It has been one year since the General Data Protection Regulation (GDPR) came into force in the UK. According to Thomson Reuters, over half of UK businesses believe that they are failing to comply with GDPR, and the number of SMEs who believe that they may be infringing GDPR is on the rise. If you want to check that your business is compliant, here are out top 5 tips to ensure that you are meeting your business’s data obligations.
1. Conduct an audit and risk assessment
Under GDPR, businesses must conduct regular audit and risk assessments on the data they hold and how it is processed. To ensure that you have a suitable framework in place, the questions you should be asking your business during a data audit include:
- What data is being collected?
- Where is the data collected stored?
- Why is the data collected?
- How is the data processed?
- How long is the data stored?
- Who can access the data?
- Is the data being transferred?
- Is the data needed?
By conducting an audit, you can ensure that you are not holding unnecessary data, that data is stored correctly and therefore correctly assess and mitigate any risks of data breaches.
3. Asking for consent
One of the biggest changes brought about by GDPR is the high standard set for consent. If you have a lawful basis for collecting personal data, you may not need to gain consent from clients when collecting their data. However, consent is one of the main legal bases for collecting personal data under GDPR and it is essential to know when and how consent must be obtained.
Consent means giving individuals a real choice and control over the collection of their data. Under GDPR, consent requires a positive opt-in and must be given in a clear and unambiguous manner.
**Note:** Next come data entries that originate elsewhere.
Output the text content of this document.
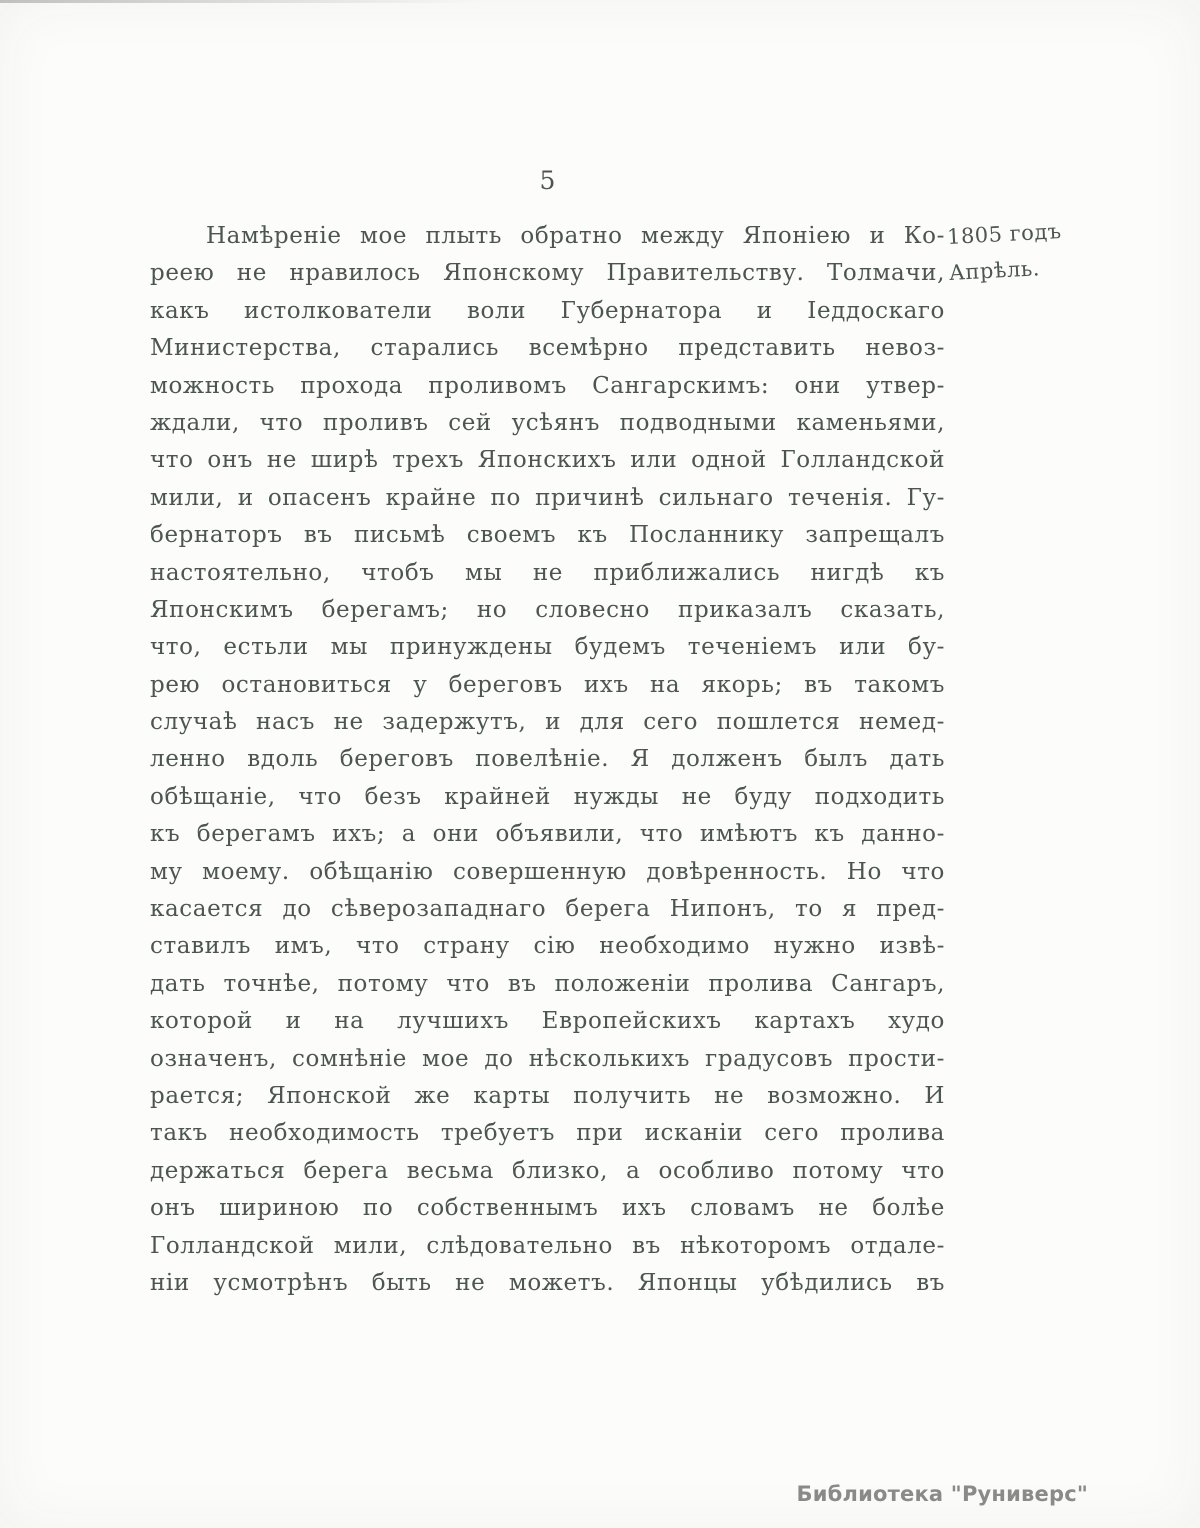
5
Намѣреніе мое плыть обратно между Японіею и Ко-
реею не нравилось Японскому Правительству. Толмачи,
какъ истолкователи воли Губернатора и Іеддоскаго
Министерства, старались всемѣрно представить невоз-
можность прохода проливомъ Сангарскимъ: они утвер-
ждали, что проливъ сей усѣянъ подводными каменьями,
что онъ не ширѣ трехъ Японскихъ или одной Голландской
мили, и опасенъ крайне по причинѣ сильнаго теченія. Гу-
бернаторъ въ письмѣ своемъ къ Посланнику запрещалъ
настоятельно, чтобъ мы не приближались нигдѣ къ
Японскимъ берегамъ; но словесно приказалъ сказать,
что, естьли мы принуждены будемъ теченіемъ или бу-
рею остановиться у береговъ ихъ на якорь; въ такомъ
случаѣ насъ не задержутъ, и для сего пошлется немед-
ленно вдоль береговъ повелѣніе. Я долженъ былъ дать
обѣщаніе, что безъ крайней нужды не буду подходить
къ берегамъ ихъ; а они объявили, что имѣютъ къ данно-
му моему. обѣщанію совершенную довѣренность. Но что
касается до сѣверозападнаго берега Нипонъ, то я пред-
ставилъ имъ, что страну сію необходимо нужно извѣ-
дать точнѣе, потому что въ положеніи пролива Сангаръ,
которой и на лучшихъ Европейскихъ картахъ худо
означенъ, сомнѣніе мое до нѣсколькихъ градусовъ прости-
рается; Японской же карты получить не возможно. И
такъ необходимость требуетъ при исканіи сего пролива
держаться берега весьма близко, а особливо потому что
онъ шириною по собственнымъ ихъ словамъ не болѣе
Голландской мили, слѣдовательно въ нѣкоторомъ отдале-
ніи усмотрѣнъ быть не можетъ. Японцы убѣдились въ
1805 годъ
Апрѣль.
Библиотека "Руниверс"
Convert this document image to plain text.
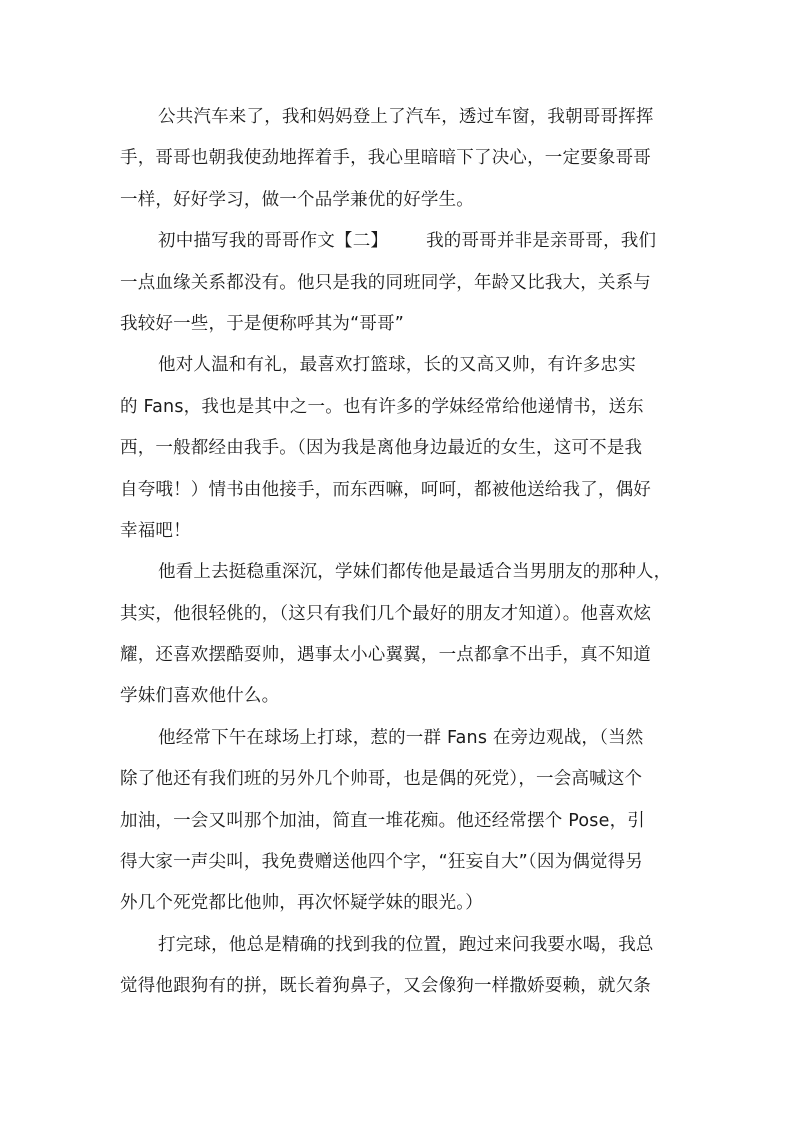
公共汽车来了，我和妈妈登上了汽车，透过车窗，我朝哥哥挥挥
手，哥哥也朝我使劲地挥着手，我心里暗暗下了决心，一定要象哥哥
一样，好好学习，做一个品学兼优的好学生。
初中描写我的哥哥作文【二】 我的哥哥并非是亲哥哥，我们
一点血缘关系都没有。他只是我的同班同学，年龄又比我大，关系与
我较好一些，于是便称呼其为“哥哥”
他对人温和有礼，最喜欢打篮球，长的又高又帅，有许多忠实
的 Fans，我也是其中之一。也有许多的学妹经常给他递情书，送东
西，一般都经由我手。（因为我是离他身边最近的女生，这可不是我
自夸哦！）情书由他接手，而东西嘛，呵呵，都被他送给我了，偶好
幸福吧！
他看上去挺稳重深沉，学妹们都传他是最适合当男朋友的那种人，
其实，他很轻佻的，（这只有我们几个最好的朋友才知道）。他喜欢炫
耀，还喜欢摆酷耍帅，遇事太小心翼翼，一点都拿不出手，真不知道
学妹们喜欢他什么。
他经常下午在球场上打球，惹的一群 Fans 在旁边观战，（当然
除了他还有我们班的另外几个帅哥，也是偶的死党），一会高喊这个
加油，一会又叫那个加油，简直一堆花痴。他还经常摆个 Pose，引
得大家一声尖叫，我免费赠送他四个字，“狂妄自大”（因为偶觉得另
外几个死党都比他帅，再次怀疑学妹的眼光。）
打完球，他总是精确的找到我的位置，跑过来问我要水喝，我总
觉得他跟狗有的拼，既长着狗鼻子，又会像狗一样撒娇耍赖，就欠条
Evidence of consent must be kept by your business, and you must have procedures in place to enable people to withdraw their consent and have their data removed.
4. Appoint a Data Protection Officer (DPO)
GDPR requires certain organisations to appoint a Data Protection Officer (DPO), but even as a small business owner it may be a good idea to appoint a DPO. A designated DPO will help ensure that somebody is accountable for monitoring internal compliance and is responsible for conducting data audits and updating data policies.
A DPO can be an existing employee or externally appointed by your business. The DPO will act as a contact point for the ICO (Information Commissioner’s Office), any customers you hold data about, or any employee in your business who has any data-related concerns. The DPO is not personally liable for data protection compliance and will not be penalised for performing their duties.
5. Train your team
One of the main reasons why small business owners are failing to comply with GDPR is due to staff misunderstanding the requirements of GDPR and how data should be used, stored and transferred.
Under GDPR, training staff is a legal requirement and all staff should understand the basic principles of GDPR and be able to act in compliance with the law. In addition to mitigating the risk of data breaches, training staff can also be used as evidence to prove that you have taken the appropriate steps to implement GDPR and is likely to reduce the danger of your business incurring any fines.
Overall, we don’t think that there is an expectation from regulators that all businesses are 100% compliant with GDPR and will factor in variables such as the size of your business and the amount of data you hold.